JAVIER BERGANZA: Hamaguchi ya nos dejó sin respiración en Drive my car. La capacidad de narrar a través de la potencia de sus imágenes, las cuáles, ganan enteros en su calma, cuando no hay prisa, cuando todo se disfruta observando, en silencio, la sencillez de la vida. Un par de años más tarde, el director japonés nos vuelve a enamorar con su narrativa a través de la cámara. Con un sentido eminentemente oriental (como no podía ser de otra forma) con planos largos y cercanos al suelo.
Apoyándose en el teleobjetivo para contarnos su historia. No tanto por sus ventajas compositivas, si no por la sensación que deja tras de sí. Esa impronta de ser un mero espectador, de observarlo todo desde muy lejos, siendo un foráneo que trata de hacerse con un bosque que no es suyo, que no le pertenece. El observar y ser observados desde lejos. El punto de vista es más el de la naturaleza que el de los protagonistas que cuentan su historia. El bosque que mira a los humanos tratando de crecer como población y que abraza la imparcialidad de la vida, ni buena ni mala. Estoico, ante todo.

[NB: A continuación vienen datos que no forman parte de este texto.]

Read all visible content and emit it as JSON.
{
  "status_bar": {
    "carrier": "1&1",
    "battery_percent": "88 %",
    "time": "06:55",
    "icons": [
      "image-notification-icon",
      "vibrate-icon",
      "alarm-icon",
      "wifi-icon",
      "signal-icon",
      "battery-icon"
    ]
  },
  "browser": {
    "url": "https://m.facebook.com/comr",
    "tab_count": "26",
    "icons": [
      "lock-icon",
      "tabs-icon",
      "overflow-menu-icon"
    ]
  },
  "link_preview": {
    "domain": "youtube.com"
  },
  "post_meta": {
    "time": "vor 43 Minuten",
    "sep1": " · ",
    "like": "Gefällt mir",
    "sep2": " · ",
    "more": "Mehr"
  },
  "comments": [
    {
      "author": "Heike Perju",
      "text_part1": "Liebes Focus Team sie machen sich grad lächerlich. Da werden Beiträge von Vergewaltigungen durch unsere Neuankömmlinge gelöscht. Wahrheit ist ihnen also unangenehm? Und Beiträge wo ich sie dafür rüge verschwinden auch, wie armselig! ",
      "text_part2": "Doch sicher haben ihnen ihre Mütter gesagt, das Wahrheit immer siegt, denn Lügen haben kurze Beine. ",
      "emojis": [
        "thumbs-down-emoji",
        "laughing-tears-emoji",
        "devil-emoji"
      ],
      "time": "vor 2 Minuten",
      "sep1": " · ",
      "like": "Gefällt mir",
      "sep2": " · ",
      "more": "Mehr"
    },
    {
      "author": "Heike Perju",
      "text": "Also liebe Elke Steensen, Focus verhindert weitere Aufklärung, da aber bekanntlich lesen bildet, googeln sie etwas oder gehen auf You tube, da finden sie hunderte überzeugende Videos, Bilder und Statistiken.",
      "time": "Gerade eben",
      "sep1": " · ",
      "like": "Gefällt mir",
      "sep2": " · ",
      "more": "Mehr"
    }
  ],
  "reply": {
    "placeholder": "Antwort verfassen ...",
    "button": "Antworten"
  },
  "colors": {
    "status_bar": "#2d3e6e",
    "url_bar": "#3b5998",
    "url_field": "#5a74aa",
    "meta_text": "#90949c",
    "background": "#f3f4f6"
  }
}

La trama es sencilla. Un pequeño poblado en las montañas de Japón, que sobrevive como una comunidad apoyándose los unos a los otros, recibe la visita de un grupo empresarial que planea abrir un nuevo glamping (una especie de campamento de lujo). Algo que atraería el turismo (que les pregunten a los canarios) e incentivaría la economía local. Este grupo empresarial mira poco por el posible daño ecológico a la zona y sus alrededores, por lo que los habitantes comienzan a poner trabas. Lo que parecería una posible lucha de David contra Goliath termina por irse a dónde casi siempre acaba Hamaguchi, al drama interno de los personajes, a los seres humanos y sus contradicciones.
Con interpretaciones sencillas a primera vista, pero que esconden una profundidad casi única, la oscuridad detrás de una mirada limpieza. La naturalidad y sinceridad de los niños, que investigan y crecen con una energía inagotable. Un relato bellísimo que brilla en un tempo tan limpio como puro.
A nivel fotográfico es muy impresionante, en el sentido literal de la palabra. No es una fotografía compleja pero sí muy resultona. Cuando más brilla es cuando juega con la luz natural, con los contraluces que encuentra formados por el propio entorno. Si se aleja de lo artificial, los planos se quedan en la memoria casi para siempre.